Anything above 2 V is considered high. 0.8 V and lower is low.
The instrument can use this input to start activities. It can react on rising edge, falling edge or both.
The way to react on the trigger is via a trigger model. In this exercise, the model should wait for trigger, than measure.
I'm going to connect it to a GPIO output of a microcontroller. It's a MAXIM MAX32660, and I've configured it's GPIO to 3.3V, compatible with the TTL high input.
Further on in the post I'll show how to make the meter wait, and then take one measurement on that same GPIO when the trigger trips.
I'm using the LED output of the MAX32660 evaluation board, and want to measure the voltage on that pin when it's high.
Connections
I used a BNC to banana connector to connect the MAX32660 GPIO pin to the meter.
I'm also connecting the meter input to the LED pin of the MAX32660 evaluation board, that's P0_13, because I want to measure its voltage when put high.
(side note: this pin doesn't drive the LED directly.
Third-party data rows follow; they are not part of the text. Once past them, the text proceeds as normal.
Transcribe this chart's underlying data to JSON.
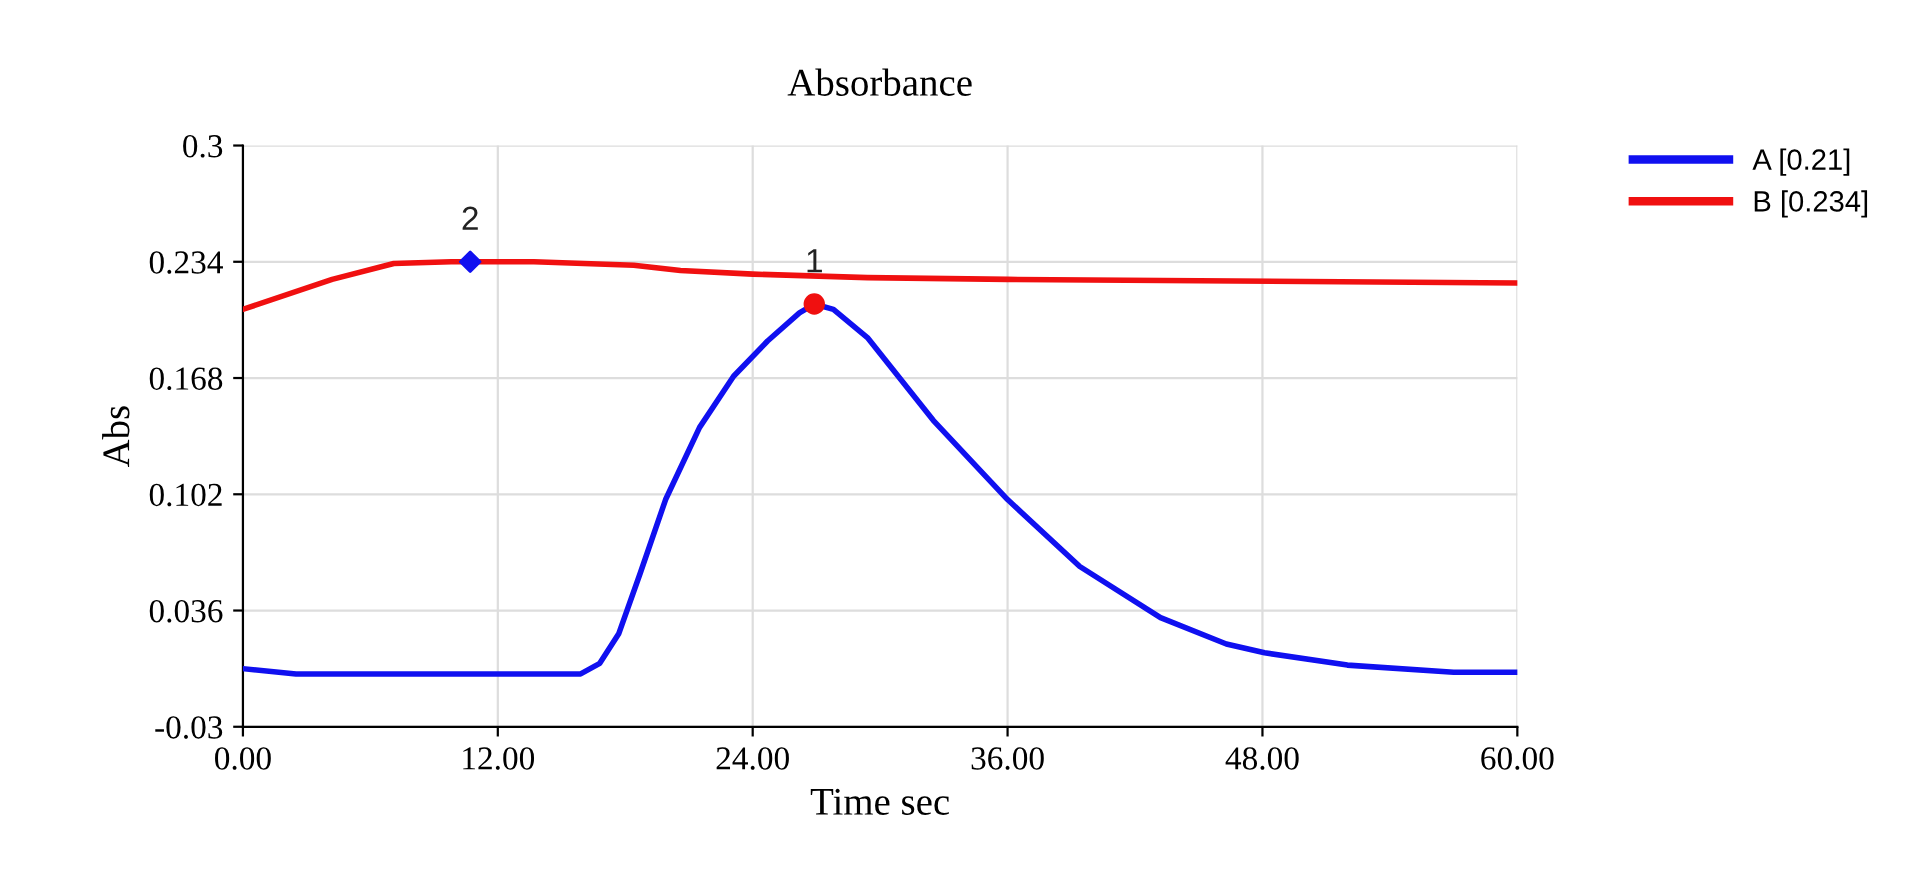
{
  "chart_data": {
    "type": "line",
    "title": "Absorbance",
    "xlabel": "Time sec",
    "ylabel": "Abs",
    "xlim": [
      0,
      60
    ],
    "xticks": [
      {
        "value": 0,
        "label": "0.00"
      },
      {
        "value": 12,
        "label": "12.00"
      },
      {
        "value": 24,
        "label": "24.00"
      },
      {
        "value": 36,
        "label": "36.00"
      },
      {
        "value": 48,
        "label": "48.00"
      },
      {
        "value": 60,
        "label": "60.00"
      }
    ],
    "ylim": [
      -0.03,
      0.3
    ],
    "yticks": [
      -0.03,
      0.036,
      0.102,
      0.168,
      0.234,
      0.3
    ],
    "grid": true,
    "legend": "top right",
    "marker": "none",
    "line_style": "solid",
    "series": [
      {
        "name": "A [0.21]",
        "color": "#1010f0",
        "x": [
          0,
          2.5,
          14.3,
          15.9,
          16.8,
          17.7,
          18.7,
          19.9,
          21.5,
          23.1,
          24.7,
          26.2,
          26.9,
          27.8,
          29.4,
          32.5,
          36.0,
          39.4,
          43.2,
          46.3,
          48.1,
          52.0,
          57.0,
          60
        ],
        "values": [
          0.003,
          0.0,
          0.0,
          0.0,
          0.006,
          0.023,
          0.057,
          0.099,
          0.14,
          0.169,
          0.189,
          0.205,
          0.21,
          0.207,
          0.191,
          0.144,
          0.099,
          0.061,
          0.032,
          0.017,
          0.012,
          0.005,
          0.001,
          0.001
        ]
      },
      {
        "name": "B [0.234]",
        "color": "#f01010",
        "x": [
          0,
          4.2,
          7.1,
          9.8,
          13.7,
          18.4,
          20.6,
          24.0,
          29.4,
          36.0,
          60
        ],
        "values": [
          0.207,
          0.224,
          0.233,
          0.234,
          0.234,
          0.232,
          0.229,
          0.227,
          0.225,
          0.224,
          0.222
        ]
      },
      {
        "type": "scatter",
        "color": "#1010f0",
        "marker": "diamond",
        "x": [
          10.7
        ],
        "values": [
          0.234
        ]
      },
      {
        "type": "scatter",
        "color": "#f01010",
        "marker": "circle",
        "x": [
          26.9
        ],
        "values": [
          0.21
        ]
      }
    ],
    "annotations": [
      {
        "text": "2",
        "x": 10.7,
        "y": 0.234
      },
      {
        "text": "1",
        "x": 26.9,
        "y": 0.21
      }
    ]
  }
}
It drives a FET. But that's not relevant for this exercise)
Enable External Triggering
When you switch on the meter, it's in DC Volt mode. That's the mode I want to use, so we can leave it default.
To define the trigger model:
- navigate to Menu -> Trigger -> Configure.
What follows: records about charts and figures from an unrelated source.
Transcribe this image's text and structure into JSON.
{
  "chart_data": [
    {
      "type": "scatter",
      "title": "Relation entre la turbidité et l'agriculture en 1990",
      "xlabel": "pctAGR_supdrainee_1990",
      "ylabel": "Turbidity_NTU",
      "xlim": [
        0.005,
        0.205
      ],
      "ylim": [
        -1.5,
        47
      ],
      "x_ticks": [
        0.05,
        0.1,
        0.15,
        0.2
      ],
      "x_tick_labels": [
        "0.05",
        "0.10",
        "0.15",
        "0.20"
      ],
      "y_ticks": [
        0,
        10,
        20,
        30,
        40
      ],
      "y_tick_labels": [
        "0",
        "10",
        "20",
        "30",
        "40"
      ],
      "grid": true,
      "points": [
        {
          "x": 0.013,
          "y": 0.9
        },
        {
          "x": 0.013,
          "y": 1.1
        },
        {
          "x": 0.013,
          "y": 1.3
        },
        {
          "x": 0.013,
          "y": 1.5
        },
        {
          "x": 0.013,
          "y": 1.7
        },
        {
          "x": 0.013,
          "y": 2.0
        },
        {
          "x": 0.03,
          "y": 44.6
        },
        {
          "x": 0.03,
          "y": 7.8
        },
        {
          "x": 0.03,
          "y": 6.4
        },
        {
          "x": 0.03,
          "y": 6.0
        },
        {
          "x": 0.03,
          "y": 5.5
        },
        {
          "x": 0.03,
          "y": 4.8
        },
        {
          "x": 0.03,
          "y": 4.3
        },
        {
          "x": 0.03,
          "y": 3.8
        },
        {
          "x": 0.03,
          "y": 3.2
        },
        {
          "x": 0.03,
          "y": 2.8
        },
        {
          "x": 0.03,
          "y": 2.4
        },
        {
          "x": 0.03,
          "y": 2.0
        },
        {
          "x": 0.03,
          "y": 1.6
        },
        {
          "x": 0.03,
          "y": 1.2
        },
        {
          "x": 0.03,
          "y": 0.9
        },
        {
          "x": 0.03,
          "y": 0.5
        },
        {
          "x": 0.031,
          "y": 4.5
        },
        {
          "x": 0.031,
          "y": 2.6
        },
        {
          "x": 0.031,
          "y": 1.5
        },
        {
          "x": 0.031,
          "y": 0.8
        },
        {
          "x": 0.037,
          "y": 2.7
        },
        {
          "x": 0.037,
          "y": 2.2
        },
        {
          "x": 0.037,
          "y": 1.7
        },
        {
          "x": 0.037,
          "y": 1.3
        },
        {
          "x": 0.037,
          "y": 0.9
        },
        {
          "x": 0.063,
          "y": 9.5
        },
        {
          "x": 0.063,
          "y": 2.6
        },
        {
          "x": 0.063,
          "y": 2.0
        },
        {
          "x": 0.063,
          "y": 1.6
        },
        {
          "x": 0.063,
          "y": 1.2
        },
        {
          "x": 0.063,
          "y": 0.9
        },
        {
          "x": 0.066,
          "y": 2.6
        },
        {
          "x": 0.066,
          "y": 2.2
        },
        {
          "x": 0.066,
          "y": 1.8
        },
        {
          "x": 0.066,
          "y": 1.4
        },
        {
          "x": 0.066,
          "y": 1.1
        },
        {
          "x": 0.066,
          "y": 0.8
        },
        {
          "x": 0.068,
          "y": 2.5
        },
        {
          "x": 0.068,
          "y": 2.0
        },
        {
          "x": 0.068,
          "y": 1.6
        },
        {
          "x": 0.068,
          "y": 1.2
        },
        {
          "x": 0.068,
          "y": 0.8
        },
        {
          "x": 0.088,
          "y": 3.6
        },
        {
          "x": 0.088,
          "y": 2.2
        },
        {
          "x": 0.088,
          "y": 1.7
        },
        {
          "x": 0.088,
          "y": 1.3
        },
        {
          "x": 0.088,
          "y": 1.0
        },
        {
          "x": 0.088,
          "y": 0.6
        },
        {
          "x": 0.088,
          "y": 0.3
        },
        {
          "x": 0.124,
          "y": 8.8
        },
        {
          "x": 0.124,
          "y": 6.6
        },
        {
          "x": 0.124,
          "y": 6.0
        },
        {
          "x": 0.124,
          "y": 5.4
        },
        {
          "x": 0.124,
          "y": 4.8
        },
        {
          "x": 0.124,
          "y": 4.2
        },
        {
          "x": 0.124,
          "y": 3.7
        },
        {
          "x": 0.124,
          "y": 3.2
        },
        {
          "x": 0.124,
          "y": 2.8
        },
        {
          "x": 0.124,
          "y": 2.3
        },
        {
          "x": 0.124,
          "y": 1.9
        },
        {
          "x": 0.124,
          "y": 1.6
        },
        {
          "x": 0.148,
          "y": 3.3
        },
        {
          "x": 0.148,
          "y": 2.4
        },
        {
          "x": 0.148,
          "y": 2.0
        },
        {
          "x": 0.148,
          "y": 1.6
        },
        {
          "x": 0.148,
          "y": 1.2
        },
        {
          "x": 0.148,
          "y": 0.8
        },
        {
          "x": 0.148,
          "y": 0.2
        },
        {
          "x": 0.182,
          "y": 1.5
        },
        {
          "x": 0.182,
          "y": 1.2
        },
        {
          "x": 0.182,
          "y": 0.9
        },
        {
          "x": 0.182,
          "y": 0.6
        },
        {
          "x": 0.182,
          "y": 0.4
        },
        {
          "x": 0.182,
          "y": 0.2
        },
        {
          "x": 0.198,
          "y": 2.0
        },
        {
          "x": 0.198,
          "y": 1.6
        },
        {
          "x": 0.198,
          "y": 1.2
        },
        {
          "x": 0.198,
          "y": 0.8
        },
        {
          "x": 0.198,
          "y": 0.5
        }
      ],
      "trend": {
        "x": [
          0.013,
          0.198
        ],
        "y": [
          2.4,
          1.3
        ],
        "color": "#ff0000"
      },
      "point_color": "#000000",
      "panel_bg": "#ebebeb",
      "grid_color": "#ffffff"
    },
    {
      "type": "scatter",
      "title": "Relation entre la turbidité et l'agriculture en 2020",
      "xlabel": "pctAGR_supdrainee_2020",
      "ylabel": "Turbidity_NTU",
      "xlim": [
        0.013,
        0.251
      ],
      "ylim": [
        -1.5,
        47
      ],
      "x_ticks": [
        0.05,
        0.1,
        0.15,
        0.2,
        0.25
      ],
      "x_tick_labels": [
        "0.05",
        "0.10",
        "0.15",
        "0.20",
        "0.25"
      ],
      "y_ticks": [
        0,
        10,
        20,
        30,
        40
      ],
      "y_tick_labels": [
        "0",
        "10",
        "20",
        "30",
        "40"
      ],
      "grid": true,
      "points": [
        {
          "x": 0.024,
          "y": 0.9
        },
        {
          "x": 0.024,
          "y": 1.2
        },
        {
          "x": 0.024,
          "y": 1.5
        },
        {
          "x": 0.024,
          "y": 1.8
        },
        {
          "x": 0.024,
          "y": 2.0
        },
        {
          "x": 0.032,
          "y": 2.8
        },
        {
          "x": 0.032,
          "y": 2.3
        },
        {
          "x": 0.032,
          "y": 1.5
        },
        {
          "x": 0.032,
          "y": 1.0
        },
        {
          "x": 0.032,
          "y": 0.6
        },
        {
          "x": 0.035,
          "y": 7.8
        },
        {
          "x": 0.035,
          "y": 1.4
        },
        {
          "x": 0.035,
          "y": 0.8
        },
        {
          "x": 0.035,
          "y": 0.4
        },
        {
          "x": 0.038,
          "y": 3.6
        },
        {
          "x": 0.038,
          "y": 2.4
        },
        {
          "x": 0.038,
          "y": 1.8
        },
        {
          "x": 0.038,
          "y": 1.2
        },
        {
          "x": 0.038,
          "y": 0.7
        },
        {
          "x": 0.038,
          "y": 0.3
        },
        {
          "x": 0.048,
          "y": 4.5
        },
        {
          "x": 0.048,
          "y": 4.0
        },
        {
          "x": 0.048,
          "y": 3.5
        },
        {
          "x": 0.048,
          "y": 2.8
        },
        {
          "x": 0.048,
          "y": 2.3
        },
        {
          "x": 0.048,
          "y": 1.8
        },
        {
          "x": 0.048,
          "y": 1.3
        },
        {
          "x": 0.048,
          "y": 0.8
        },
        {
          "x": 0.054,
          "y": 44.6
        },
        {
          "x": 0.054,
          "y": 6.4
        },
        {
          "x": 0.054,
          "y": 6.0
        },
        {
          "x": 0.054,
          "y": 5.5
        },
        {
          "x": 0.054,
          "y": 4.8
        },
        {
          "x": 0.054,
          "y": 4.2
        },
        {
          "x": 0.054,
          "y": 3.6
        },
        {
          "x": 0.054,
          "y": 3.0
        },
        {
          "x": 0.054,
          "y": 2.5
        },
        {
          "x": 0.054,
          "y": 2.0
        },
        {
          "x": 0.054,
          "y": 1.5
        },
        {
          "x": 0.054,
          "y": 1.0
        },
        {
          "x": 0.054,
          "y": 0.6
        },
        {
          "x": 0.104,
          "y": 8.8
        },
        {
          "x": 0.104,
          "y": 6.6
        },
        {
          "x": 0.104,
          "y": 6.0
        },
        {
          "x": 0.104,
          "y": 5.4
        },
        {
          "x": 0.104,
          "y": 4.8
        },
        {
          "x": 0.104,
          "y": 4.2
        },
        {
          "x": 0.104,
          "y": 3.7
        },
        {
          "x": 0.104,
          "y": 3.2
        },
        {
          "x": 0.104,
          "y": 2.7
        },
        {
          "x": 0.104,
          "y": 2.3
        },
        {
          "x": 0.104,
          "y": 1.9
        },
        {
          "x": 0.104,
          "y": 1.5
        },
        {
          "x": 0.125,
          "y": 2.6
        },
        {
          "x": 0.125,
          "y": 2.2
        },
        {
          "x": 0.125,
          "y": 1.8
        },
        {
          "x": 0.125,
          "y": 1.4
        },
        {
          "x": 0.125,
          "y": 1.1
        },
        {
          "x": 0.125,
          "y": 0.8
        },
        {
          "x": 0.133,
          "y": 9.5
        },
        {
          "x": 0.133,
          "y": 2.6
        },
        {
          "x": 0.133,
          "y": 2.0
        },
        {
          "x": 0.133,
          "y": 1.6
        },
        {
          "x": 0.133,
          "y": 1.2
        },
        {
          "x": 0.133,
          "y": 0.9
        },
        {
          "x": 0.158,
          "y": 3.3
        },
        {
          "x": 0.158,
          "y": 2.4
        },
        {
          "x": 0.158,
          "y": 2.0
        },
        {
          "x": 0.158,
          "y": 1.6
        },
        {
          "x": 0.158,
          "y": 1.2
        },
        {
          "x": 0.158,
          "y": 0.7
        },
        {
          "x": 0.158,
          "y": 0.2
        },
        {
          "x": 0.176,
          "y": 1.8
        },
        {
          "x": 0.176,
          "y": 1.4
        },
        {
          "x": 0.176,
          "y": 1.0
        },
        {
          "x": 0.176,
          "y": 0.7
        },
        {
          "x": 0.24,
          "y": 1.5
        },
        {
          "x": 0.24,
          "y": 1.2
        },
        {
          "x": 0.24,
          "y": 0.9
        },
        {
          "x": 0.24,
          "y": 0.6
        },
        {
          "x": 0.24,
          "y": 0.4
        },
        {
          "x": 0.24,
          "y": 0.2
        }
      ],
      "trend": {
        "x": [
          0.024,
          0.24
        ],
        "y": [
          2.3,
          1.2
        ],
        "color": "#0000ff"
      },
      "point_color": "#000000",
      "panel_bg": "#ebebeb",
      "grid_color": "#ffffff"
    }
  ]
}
- Press Insert After -> Wait -> Event 1 -> External In Trigger
- Press the * button next to Event 1 -> Rising
- Press Insert After -> Action -> Measure/Digitize
- Press Home
The trigger model is now configured. To enable it, press the Trigger key for 3 seconds.
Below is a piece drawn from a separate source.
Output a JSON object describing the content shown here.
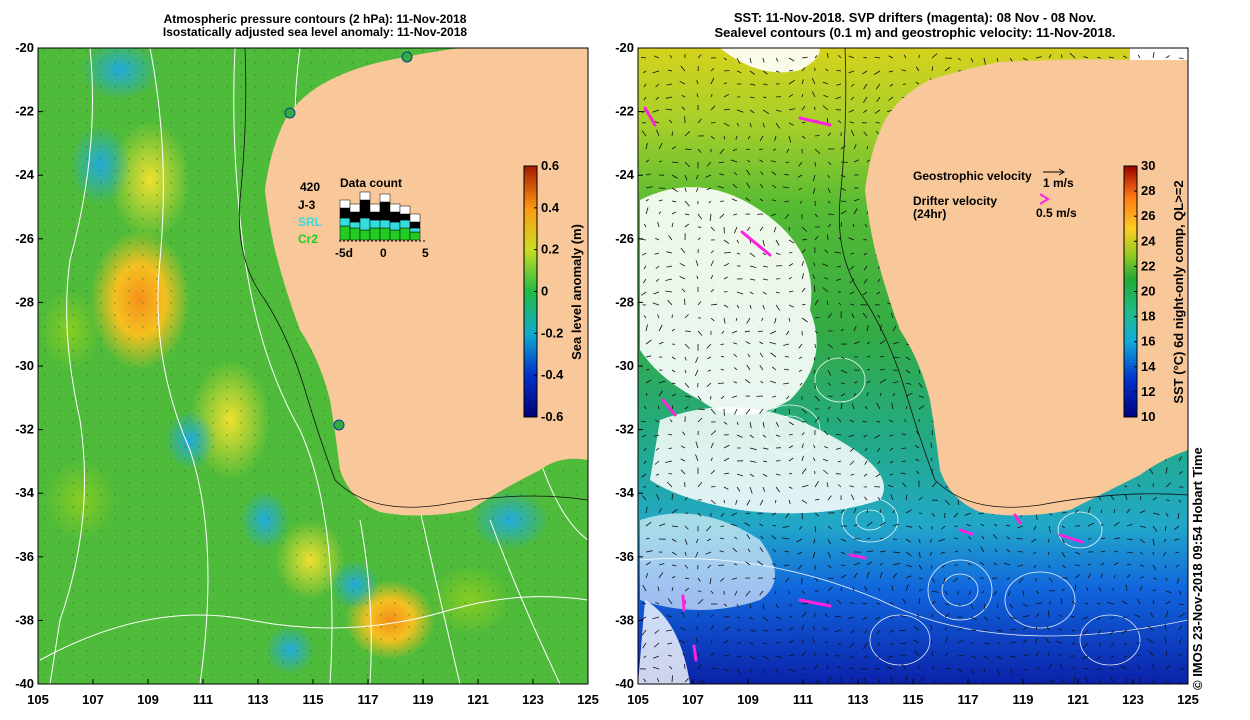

- Press Initiate Trigger Model
The meter will now wait for the external trigger to fire on a rising edge. It will make a single measurement and stop.
Pressing the trigger button repeats the flow.
If you want to make multiple measurements, you can use a loop:
After the measuements (10 in this case) you can use the graph and stats functions to check measurements.
As promised, in the next blog I'll automate this in LabView.